What we’re tracking on Monday, 22 August
There’s no word yet on the report from the House committee investigating fraud in this year’s wheat harvest, which was supposed to have been submitted to the House Speaker yesterday. Amid the delay, Supply Ministry spokesman Mahmoud Diab was forced to deny rumors that Supply Minister Khaled Hanafy had resigned. Members of the investigating committee have not been shy about placing responsibility for what they see as widespread corruption in the harvest at Hanafy’s doorstep. MPs have also called his integrity into question by accusing him of misappropriating state funds to stay at the Semiramis Intercontinental.
Pharma sector regulator coming? “There is an urgent need to bring to light a ‘pharmaceuticals authority’ to better regulate the sector,” said Essam El Qady, a member of the House Health Committee. El Qady said the House will take today an “important decision” to address the nationwide shortage of medication, which he said persists despite manufacturers having been granted permission by Cabinet in May 2016 to hike prices on products under EGP 30.
VAT vote, delayed wheat investigation report and now talk of a pharma sector regulator? Don’t these people want to cut us a break and go on summer recess?

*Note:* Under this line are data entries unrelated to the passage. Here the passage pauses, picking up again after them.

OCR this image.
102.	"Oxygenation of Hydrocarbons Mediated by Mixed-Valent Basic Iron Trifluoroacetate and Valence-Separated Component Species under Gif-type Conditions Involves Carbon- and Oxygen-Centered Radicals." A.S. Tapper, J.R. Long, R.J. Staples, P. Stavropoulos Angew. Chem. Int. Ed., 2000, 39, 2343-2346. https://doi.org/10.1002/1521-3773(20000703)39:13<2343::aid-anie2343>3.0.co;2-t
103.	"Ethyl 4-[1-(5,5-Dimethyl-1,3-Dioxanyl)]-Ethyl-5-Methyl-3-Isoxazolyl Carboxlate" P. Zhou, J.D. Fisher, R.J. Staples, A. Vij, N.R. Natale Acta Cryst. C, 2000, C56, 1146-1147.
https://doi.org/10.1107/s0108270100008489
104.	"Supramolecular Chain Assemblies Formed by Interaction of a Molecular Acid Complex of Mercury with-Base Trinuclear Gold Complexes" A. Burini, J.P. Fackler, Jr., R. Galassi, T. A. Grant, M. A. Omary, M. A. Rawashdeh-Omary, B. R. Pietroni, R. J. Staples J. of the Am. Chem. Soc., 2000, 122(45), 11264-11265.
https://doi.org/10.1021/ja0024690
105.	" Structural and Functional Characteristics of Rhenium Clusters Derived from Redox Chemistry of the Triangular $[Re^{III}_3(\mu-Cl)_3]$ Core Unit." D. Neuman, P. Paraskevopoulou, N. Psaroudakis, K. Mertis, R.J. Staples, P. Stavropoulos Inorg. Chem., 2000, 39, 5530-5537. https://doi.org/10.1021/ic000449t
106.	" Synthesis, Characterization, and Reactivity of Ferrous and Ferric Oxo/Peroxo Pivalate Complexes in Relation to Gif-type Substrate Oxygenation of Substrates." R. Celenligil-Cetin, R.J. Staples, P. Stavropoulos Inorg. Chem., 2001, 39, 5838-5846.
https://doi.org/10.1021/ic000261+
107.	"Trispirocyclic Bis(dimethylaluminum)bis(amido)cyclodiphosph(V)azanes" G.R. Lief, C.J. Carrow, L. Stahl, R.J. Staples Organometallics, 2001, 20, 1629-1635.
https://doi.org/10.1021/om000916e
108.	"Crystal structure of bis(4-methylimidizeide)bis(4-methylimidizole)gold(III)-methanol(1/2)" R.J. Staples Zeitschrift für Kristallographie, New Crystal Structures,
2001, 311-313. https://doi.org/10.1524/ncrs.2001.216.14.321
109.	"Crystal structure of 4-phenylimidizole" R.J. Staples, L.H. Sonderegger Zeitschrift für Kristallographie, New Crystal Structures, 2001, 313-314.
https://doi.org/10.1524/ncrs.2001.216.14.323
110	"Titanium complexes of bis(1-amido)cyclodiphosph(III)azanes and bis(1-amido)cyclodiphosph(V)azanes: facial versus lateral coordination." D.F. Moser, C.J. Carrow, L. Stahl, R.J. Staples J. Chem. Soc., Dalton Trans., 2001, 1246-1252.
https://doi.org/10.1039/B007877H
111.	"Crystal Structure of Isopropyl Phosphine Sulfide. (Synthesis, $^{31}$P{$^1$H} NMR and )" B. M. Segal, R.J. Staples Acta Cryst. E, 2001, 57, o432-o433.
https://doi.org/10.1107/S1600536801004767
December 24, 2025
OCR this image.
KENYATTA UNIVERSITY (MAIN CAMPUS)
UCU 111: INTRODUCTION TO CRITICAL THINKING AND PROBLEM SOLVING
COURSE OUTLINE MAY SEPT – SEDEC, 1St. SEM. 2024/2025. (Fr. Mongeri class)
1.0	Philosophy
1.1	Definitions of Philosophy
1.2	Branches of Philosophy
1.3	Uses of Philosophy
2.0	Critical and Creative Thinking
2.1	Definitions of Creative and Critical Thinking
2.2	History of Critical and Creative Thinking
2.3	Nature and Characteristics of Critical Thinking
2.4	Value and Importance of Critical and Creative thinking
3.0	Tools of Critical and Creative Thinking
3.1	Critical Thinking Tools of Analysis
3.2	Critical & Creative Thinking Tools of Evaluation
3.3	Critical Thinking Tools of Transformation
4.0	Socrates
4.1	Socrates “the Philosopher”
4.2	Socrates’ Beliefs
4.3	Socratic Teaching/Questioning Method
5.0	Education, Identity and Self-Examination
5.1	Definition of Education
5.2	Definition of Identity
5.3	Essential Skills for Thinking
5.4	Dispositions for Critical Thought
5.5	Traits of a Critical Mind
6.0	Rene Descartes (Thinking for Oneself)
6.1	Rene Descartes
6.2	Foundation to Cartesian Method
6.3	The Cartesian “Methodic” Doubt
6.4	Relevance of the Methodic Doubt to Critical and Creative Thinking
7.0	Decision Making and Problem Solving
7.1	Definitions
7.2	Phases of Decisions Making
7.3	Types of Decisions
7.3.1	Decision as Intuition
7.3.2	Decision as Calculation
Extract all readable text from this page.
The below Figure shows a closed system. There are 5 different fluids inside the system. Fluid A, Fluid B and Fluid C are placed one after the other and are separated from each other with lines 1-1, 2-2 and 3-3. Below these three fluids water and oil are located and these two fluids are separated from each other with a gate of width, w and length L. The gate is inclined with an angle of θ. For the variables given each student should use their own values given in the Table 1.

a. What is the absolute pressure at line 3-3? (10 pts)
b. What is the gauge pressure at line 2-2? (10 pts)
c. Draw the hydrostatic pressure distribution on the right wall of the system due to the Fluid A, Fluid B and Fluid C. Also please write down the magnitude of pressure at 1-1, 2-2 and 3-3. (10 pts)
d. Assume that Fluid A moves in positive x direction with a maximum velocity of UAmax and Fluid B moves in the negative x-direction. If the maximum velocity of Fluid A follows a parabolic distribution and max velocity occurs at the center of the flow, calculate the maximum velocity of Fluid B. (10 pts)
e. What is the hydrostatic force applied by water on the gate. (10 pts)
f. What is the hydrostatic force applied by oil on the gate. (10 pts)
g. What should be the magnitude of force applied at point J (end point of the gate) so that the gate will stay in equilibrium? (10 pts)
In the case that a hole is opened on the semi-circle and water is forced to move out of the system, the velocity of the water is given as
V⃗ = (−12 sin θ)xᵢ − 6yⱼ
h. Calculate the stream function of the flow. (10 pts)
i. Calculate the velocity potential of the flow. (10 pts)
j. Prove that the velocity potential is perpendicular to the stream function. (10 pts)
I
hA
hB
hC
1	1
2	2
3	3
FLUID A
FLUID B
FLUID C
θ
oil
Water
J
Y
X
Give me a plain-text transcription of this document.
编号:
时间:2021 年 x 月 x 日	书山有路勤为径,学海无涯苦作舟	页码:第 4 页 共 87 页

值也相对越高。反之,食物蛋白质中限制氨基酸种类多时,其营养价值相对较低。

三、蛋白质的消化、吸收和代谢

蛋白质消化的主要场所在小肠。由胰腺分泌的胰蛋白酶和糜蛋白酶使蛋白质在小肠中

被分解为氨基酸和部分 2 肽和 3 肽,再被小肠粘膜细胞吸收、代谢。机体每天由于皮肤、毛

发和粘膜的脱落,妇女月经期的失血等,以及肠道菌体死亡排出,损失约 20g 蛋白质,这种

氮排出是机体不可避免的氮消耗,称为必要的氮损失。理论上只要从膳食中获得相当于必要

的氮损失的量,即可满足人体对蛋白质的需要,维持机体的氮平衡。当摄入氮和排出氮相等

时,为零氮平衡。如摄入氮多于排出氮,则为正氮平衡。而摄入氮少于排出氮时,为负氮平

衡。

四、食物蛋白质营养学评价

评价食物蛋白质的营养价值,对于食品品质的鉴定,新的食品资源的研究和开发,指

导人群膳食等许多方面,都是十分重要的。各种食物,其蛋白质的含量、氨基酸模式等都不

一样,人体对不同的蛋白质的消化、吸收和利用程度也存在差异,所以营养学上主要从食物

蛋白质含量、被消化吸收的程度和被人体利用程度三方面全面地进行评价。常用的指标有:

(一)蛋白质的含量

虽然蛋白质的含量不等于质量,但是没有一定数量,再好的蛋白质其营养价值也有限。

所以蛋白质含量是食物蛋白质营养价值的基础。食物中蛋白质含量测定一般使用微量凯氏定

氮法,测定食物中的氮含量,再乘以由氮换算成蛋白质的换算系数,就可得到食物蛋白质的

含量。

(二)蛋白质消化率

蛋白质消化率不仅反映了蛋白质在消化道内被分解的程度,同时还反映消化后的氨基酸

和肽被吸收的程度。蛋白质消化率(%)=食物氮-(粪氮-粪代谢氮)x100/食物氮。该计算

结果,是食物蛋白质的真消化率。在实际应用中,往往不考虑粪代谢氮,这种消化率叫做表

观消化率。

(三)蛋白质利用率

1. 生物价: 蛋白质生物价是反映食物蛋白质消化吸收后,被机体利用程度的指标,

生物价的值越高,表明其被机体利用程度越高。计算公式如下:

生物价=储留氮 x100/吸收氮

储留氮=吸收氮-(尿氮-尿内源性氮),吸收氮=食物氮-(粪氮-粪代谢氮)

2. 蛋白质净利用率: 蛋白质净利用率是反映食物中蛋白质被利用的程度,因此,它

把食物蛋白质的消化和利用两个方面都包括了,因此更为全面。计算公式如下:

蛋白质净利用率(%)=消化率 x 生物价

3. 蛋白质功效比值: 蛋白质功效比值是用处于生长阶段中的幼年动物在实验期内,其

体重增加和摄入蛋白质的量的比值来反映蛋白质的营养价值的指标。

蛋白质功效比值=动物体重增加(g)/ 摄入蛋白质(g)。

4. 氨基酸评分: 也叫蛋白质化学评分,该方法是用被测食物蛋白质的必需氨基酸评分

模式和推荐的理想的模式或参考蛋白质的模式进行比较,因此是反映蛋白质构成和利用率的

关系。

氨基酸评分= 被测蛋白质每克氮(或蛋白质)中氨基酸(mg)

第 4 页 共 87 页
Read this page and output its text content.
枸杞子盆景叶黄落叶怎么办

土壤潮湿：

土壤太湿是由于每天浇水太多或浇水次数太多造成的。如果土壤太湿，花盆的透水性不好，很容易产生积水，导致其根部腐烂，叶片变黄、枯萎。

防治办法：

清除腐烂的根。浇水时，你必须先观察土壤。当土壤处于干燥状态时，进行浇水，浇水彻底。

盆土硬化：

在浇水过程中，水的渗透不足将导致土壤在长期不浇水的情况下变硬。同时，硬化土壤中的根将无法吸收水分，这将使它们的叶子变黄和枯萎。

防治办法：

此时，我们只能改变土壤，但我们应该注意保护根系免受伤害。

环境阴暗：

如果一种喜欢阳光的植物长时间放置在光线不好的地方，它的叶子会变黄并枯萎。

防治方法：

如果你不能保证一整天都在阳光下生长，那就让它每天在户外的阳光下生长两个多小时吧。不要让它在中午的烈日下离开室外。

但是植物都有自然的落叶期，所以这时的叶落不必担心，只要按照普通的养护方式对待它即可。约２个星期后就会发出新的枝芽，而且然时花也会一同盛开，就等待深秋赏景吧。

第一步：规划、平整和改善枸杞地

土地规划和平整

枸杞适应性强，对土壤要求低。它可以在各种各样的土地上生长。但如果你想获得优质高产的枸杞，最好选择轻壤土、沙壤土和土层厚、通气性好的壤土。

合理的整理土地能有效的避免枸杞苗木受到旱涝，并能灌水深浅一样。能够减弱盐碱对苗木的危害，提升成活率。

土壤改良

On a thankfully a slow news night day, we bring you “Chronicles of a Substitute Teacher” (or: “The Life and Times of the Speaker of the House”): House Speaker Ali Abdel Aal does not get the credit he deserves for babysitting the House (when he is not calling for the extermination of FX traders, that is). Two of his most memorable lines yesterday, as reported in the domestic press: “If everyone gets a chance to talk, we won’t be done over here” and “Stop talking on your phones or I’ll turn on the scrambler”. Eat your heart out, Principal Skinner. We can imagine his drawer filled with confiscated slingshots and the back of his chair peppered with spitballs. These are the “elected representatives” working on legislation key to our economic future, ladies and gentlemen.
We’re DFL (or nearly so). Egypt finished the Rio Olympics ranked number three — by greatest number of last-place finishes, according to the Wall Street Journal (paywall). Brazil had the greatest number of last-place, second-to-last and third-to-last finishes, followed by Australia, Egypt, Japan and the United States. Egypt had 23 finishes in the bottom three to Australia’s 29 and Brazil’s 45.